Implementing Big Data Into Your Organization

The process of implementing big data is a challenge for many organizations, though those who have successfully implemented strategies around it are seeing organizational performance improvements.

Using big data effectively as an organization is about much more than simply buying technology, Strategic Finance writes. Organizations must put the right strategies into place to use the data and act on the insights they find as a result. “To be truly data-driven, an organization must have strategies in place to ensure everyone is trained on the technology, uses it appropriately, and understands and reports results based on it.” In today’s climate, businesses must strike a balance between conducting robust big data training and streamlining efforts to maintain agility amid an economy in crisis.

Four key elements must be present for organizations to successfully implement big data, according to a Bain & Company survey:

  1. Data-savvy talent

  2. State-of-the-art tools

  3. Quality data

  4. A supportive organizational culture

More than half (56 percent) of executives surveyed said their organization didn’t have the capabilities to develop deep, data-driven insights. Many companies are organizing their departments and teams in new ways to facilitate big data and analytics, by becoming more blended and much less compartmentalized. Successful data teams are building necessary capabilities by combining teams with different but overlapping data, business, and technical skills, who can effectively collaborate and communicate. The prevalence of the Cloud and virtual software is helping teams learn to align and share data in new and interesting ways.

Using Big Data to Find the Right Talent

As technology advances, many positions, including accounting roles, will demand a wider and more sophisticated mix of skills. Accounting professionals need to focus on developing their skills to keep up with the demands and capabilities of big data. Many colleges and universities are taking steps toward better preparing students for the influx of big data in the workplace. Austin Peay State University’s College of Business, for example, redesigned its advanced technology for accounting class to better align with the industry’s growing need to interpret and analyze big data. Under the new curriculum, students learn about Advanced Excel, Big Data Analytics and Microsoft Power BI.

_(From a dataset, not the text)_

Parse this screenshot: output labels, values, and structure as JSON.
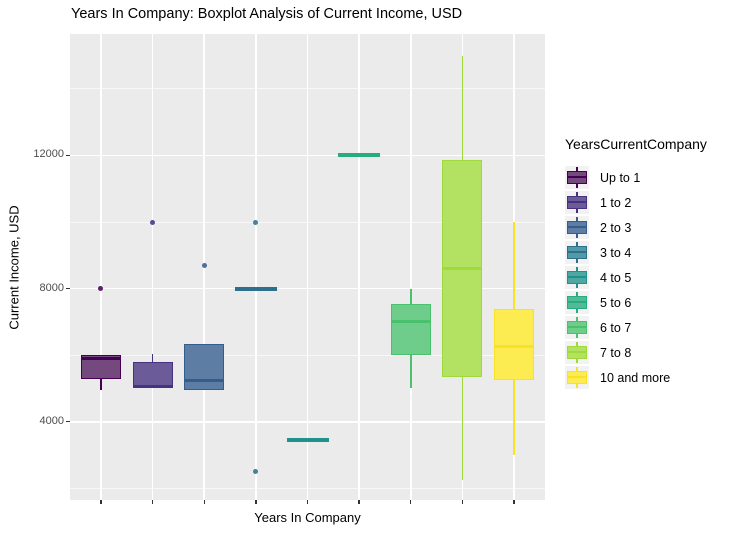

For accounting firms and other organizations that hire accounting professionals, getting the right people in place to fill emerging gaps and respond to evolving business and client priorities is an important component of effectively using big data to compete in today’s market. As the nature of many roles in the labor market continue to shift due to emerging economic and business needs, companies will need to evaluate the structure of their current team dynamic to determine whether they have the right mix of skill sets and identify any new gaps. Big data plays a vital role in collecting and evaluating the large quantities of data involved in making these kinds of determinations in the performance management process.

Ensuring that you have the right mix of talent is an integral part of a successful big data strategy, and this may include hiring new graduates who are more likely to have a data analytics background, as well as training current accounting employees to grow their skill set in this area. It will also likely mean reaching out to trusted partners to help you seamlessly identify and hire candidates with the right skills to fill your current or anticipated talent gaps. The realities of today’s economy are opening up availability for more talented accounting professionals with a robust data analytics background, and companies that work to identify future needs now will be on a path of growth in 2020 and beyond.